The brand initially launched on Amazon, and quickly expanded to its own website, and is now available at Target and CVS Pharmacy. “With the capital, we’re really going to strengthen our retail business,” she said. “Now we have an omnichannel strategy, but our digital business is stronger than retail.”

The brand does well in Korea, where Paik, who is Korean American, sources technology. “From our Korean office, we’re looking to expand into other Asian markets, and from the U.S., we’re looking at Canada, as well as the EU,” she said.

“We want to get into China.

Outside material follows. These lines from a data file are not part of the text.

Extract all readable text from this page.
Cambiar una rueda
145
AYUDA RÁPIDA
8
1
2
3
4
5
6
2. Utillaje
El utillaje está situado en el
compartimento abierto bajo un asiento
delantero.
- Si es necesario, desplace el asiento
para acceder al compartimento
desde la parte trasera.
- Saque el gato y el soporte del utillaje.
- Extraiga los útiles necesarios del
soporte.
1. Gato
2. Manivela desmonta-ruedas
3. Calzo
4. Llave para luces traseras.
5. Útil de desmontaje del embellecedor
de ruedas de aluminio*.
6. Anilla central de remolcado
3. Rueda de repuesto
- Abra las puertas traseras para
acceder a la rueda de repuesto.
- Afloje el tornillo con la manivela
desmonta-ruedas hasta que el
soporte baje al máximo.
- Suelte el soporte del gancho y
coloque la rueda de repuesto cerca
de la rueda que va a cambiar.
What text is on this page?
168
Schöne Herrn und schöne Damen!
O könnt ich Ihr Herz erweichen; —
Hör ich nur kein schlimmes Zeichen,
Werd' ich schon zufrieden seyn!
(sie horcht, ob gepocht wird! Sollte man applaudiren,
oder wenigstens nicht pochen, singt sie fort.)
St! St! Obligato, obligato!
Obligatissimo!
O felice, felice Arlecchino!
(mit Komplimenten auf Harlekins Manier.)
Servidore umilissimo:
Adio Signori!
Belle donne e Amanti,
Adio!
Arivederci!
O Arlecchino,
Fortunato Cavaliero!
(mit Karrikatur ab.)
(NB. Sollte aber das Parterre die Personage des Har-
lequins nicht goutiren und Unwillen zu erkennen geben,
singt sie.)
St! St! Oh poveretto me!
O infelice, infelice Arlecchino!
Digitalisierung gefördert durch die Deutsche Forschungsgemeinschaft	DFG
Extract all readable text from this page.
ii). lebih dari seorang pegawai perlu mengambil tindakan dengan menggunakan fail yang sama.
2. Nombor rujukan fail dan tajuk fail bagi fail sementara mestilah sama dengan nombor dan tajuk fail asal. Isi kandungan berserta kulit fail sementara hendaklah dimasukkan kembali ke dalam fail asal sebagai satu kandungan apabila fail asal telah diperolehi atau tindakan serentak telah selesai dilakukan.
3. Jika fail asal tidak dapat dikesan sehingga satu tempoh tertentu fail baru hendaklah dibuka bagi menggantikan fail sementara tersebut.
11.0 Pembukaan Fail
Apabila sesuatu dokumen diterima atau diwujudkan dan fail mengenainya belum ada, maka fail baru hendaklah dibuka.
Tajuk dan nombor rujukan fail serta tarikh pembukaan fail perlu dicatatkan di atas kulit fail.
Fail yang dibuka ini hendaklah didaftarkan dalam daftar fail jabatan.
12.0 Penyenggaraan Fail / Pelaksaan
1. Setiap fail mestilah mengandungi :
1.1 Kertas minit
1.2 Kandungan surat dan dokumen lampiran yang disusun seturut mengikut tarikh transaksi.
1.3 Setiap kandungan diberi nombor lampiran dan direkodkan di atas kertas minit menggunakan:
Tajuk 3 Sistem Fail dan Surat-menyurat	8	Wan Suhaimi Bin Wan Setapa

That’s at the top and Asian women actually prefer pads over tampons, so it’s about 99 percent of the market,” Paik continued. “Japan is another market and also key for beauty. Southeast Asian countries also love K-beauty and Korean products.”

Playing to the brand and Paik’s heritage is a shift in strategy that’s paid off since its 2017 founding. “We wanted to position ourselves as a California brand, but as time passed by, we wanted to talk more about heritage,” she said. “The technology comes from the Korean market.”

The brand will also be expanding a lot within the skin care category, where it offers face masks and acne patches. “Our vision now is to call ourselves a holistic personal care brand for women,” Paik said. “We want women to find all the solutions they need throughout the hormonal cycle.”